Sunday, October 24, 2004


I stumbled across this picture on the internet; it shows the South Tower buckling and tipping over at the moment of the collapse.

Hidden in the crumbling hulk of the skyscraper are hundreds of people miliseconds from death.

The photo captures their last moment on Earth; the moment before they were pulverized and turned to ash.

I wonder how many lives are stored in that picture. I wonder how many thoughts, prayers, and screams are ingrained in that picture. It is staggering -- beyond our ability, in fact -- to calculate the immense amount of destruction encapsulated in that single image. We can try to imagine it, but the concept will always remain as an abstraction, beyond our grasp or comprehension.
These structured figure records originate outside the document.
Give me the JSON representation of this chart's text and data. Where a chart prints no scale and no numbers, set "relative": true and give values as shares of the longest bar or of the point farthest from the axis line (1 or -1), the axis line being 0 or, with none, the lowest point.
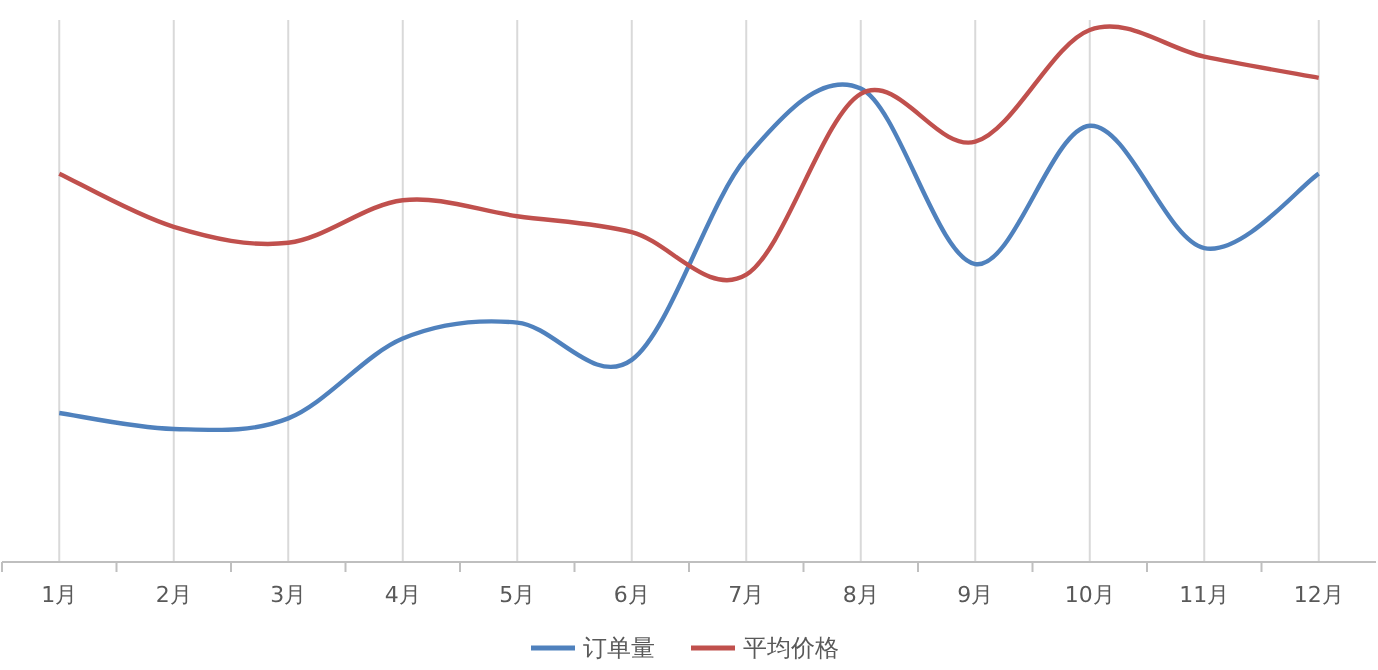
{
  "chart_data": {
    "type": "line",
    "relative": true,
    "grid": "x",
    "legend": "bottom",
    "categories": [
      "1月",
      "2月",
      "3月",
      "4月",
      "5月",
      "6月",
      "7月",
      "8月",
      "9月",
      "10月",
      "11月",
      "12月"
    ],
    "series": [
      {
        "name": "订单量",
        "color": "#4f81bd",
        "values": [
          0.28,
          0.25,
          0.27,
          0.42,
          0.45,
          0.38,
          0.76,
          0.89,
          0.56,
          0.82,
          0.59,
          0.73
        ]
      },
      {
        "name": "平均价格",
        "color": "#c0504d",
        "values": [
          0.73,
          0.63,
          0.6,
          0.68,
          0.65,
          0.62,
          0.54,
          0.88,
          0.79,
          1.0,
          0.95,
          0.91
        ]
      }
    ]
  }
}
It's the surreality of Sept. 11th that makes it so grotesquely fascinating. The colossal suffering and loss of life that took place that day is concealed by the spectacular, alien beauty of the images: the beauty of the airplane being absorbed into a wall of steel and glass; of the orange fireball blossoming outwards from the tower; of the line of smoke seared across the flawless sky; of the cascade of twisted wreckage steaking towards the streets below; of the silent billows of ash engulfing and blanketing the city in a coat of incinerated office building; of the papers and memos and reports swirling whimsically in the air.

Never has something been so beautiful and so horrific at the same time.